How far such organized bands of murderers have succeeded in overawing the constituted authorities, is illustrated by instances recorded in this volume, where the law, the government itself, actually compromised with the outlaws, promised, yea, granted them immunity from past crimes, only exacting a pledge of better behavior in the future. If a man had committed but one little murder, he was in some danger of a short term in the penitentiary. If he understood his business, instead of stopping at one assassination, he simply continued his murder mill in operation and the authorities would send special ministers and envoys to "treat" with him as a power entitled to respect. Exaggeration? No![3]

Officers of the law have actually aided in assassinations, or stood idly by while murders were committed in their presence. Investigation has proven that in every feud-ridden section the entire legal machinery was rotten to the core, perverted to the end and purpose of protecting particular men and of punishing their enemies. Is it any wonder, then, that in such times and under such conditions preaching respect for law is breath wasted?

Sifting the matter down, we find that the chief contributing causes of these feudal troubles, wherever they have occurred, or may again occur, are due directly:--to inefficient, corrupt and depraved officials; to a want of a healthy moral public sentiment, through lack of _proper_ education and religious training; to the fact that the law-abiding element of the feud-ridden counties had so long been domineered over by the criminal class and their parasites and supporters in secret, that they are incapable of rendering any valuable assistance in maintaining the law save in few exceptions, and these few so much in the minority that a reformation is not to be hoped for if left to their own resources; that during all the social chaos attending feudal wars the promiscuous, unrestrained and illegal sale of whiskey added fury, fire and venom to the minds and hearts of murderers. It dragged into the terrible vortex of bloody crime many not directly connected with the feud, but who took advantage of the disturbed social conditions, the state of anarchy, to satisfy their own vicious propensities without fear of interruption and punishment.[4]

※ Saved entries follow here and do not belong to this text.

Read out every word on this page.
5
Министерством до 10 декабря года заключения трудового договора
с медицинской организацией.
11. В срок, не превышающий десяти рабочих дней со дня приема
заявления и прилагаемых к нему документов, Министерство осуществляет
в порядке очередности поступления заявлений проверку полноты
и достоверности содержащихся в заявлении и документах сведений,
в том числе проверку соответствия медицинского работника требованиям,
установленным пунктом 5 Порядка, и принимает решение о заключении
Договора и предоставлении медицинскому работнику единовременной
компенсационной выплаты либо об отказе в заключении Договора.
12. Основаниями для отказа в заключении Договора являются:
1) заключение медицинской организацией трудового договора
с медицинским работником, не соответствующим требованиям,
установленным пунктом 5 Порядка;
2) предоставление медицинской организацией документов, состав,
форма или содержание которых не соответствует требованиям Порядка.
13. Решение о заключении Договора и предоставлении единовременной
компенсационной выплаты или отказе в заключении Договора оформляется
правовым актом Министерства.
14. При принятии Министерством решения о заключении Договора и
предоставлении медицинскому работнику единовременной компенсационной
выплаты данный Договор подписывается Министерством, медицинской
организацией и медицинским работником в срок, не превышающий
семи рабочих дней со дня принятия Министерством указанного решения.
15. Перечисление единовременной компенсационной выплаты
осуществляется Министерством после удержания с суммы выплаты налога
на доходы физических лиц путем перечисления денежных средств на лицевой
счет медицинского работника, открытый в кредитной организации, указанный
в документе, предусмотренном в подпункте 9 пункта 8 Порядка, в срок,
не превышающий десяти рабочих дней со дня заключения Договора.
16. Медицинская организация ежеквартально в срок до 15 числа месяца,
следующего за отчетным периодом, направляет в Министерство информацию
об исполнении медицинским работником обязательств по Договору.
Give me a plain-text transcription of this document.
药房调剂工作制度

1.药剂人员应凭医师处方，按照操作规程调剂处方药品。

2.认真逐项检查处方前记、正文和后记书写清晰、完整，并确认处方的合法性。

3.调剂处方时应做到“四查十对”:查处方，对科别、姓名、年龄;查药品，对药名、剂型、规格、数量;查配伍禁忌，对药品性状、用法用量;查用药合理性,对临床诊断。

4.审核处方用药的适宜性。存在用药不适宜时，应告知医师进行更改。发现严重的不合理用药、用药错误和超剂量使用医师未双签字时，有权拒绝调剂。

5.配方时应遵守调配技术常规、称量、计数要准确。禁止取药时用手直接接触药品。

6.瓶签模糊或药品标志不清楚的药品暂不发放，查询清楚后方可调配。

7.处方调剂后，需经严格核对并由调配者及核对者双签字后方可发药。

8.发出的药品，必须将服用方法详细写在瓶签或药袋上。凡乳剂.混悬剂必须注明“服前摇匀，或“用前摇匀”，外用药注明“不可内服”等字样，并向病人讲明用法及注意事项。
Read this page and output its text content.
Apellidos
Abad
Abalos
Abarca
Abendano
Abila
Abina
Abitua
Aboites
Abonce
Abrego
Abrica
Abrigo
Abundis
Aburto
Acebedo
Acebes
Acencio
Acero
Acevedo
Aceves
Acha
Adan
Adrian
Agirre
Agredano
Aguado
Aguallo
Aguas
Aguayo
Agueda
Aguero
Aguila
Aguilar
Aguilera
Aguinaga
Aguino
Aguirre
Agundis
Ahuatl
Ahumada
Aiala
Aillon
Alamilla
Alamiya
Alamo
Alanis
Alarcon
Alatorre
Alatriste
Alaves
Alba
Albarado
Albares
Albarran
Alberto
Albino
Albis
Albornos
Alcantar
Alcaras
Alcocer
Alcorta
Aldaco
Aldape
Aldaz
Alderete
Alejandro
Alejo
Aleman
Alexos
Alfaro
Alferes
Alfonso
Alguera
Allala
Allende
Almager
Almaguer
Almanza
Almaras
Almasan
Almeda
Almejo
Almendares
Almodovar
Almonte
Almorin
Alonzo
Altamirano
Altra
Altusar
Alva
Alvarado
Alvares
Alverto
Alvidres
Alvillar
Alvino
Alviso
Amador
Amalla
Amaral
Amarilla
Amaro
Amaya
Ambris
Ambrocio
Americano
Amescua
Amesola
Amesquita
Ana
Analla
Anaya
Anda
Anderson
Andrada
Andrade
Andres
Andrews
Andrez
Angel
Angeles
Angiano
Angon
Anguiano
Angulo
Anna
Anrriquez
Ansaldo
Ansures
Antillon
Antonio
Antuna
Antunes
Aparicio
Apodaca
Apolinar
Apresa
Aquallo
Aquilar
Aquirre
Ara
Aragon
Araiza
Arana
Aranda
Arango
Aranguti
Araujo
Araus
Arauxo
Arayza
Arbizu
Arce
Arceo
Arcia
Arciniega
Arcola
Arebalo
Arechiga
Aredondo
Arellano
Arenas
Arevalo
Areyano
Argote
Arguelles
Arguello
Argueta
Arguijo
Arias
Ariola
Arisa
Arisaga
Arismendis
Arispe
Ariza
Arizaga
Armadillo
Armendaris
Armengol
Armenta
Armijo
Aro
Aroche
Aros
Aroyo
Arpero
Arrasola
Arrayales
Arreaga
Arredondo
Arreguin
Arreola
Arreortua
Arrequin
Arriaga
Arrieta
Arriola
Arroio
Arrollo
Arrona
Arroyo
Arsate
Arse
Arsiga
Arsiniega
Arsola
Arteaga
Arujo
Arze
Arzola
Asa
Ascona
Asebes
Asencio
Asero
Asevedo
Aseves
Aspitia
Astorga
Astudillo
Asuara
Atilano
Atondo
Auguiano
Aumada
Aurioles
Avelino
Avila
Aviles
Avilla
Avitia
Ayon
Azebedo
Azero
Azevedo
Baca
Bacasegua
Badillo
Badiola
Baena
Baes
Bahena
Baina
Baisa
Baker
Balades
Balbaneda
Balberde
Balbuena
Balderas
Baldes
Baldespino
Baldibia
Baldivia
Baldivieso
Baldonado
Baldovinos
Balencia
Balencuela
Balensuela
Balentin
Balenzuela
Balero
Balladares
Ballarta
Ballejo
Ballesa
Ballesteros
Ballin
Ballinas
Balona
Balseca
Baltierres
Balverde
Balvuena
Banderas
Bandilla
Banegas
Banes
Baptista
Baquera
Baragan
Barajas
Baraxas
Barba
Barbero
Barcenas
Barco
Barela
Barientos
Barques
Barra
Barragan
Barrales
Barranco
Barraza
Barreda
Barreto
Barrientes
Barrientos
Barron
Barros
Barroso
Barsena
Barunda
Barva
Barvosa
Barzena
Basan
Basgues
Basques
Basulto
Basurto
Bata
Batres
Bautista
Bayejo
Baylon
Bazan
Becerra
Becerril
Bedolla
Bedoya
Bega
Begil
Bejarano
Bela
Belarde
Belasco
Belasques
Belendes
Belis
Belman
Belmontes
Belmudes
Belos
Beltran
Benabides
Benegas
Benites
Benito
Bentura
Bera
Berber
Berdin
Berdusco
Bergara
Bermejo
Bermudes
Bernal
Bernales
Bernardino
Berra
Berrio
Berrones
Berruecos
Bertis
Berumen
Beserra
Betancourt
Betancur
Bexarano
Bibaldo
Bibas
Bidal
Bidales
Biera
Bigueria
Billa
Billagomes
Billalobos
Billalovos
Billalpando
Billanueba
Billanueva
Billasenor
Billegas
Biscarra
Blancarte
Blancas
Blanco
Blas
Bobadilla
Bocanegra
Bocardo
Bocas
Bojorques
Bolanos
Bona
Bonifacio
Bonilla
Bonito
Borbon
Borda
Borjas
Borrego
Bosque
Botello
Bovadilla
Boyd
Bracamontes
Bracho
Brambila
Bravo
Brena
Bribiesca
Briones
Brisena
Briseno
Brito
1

The clannishness of the mountaineer has been the subject of much comment. The student of sociology must, therefore, be interested in learning that in a great measure the people of the Kentucky mountains descended from the same stock that formed the noted Scottish clans of old. One need only run over the names of the principal mountain families to recognize their Scot origin. The Scots love the highlands, and to the "highlands" of Kentucky many of them drifted. Scotland had her feuds--those of the Kentucky mountains are nothing more nor less than transplanted Scottish feuds, their continuation having been made possible by the reasons heretofore given.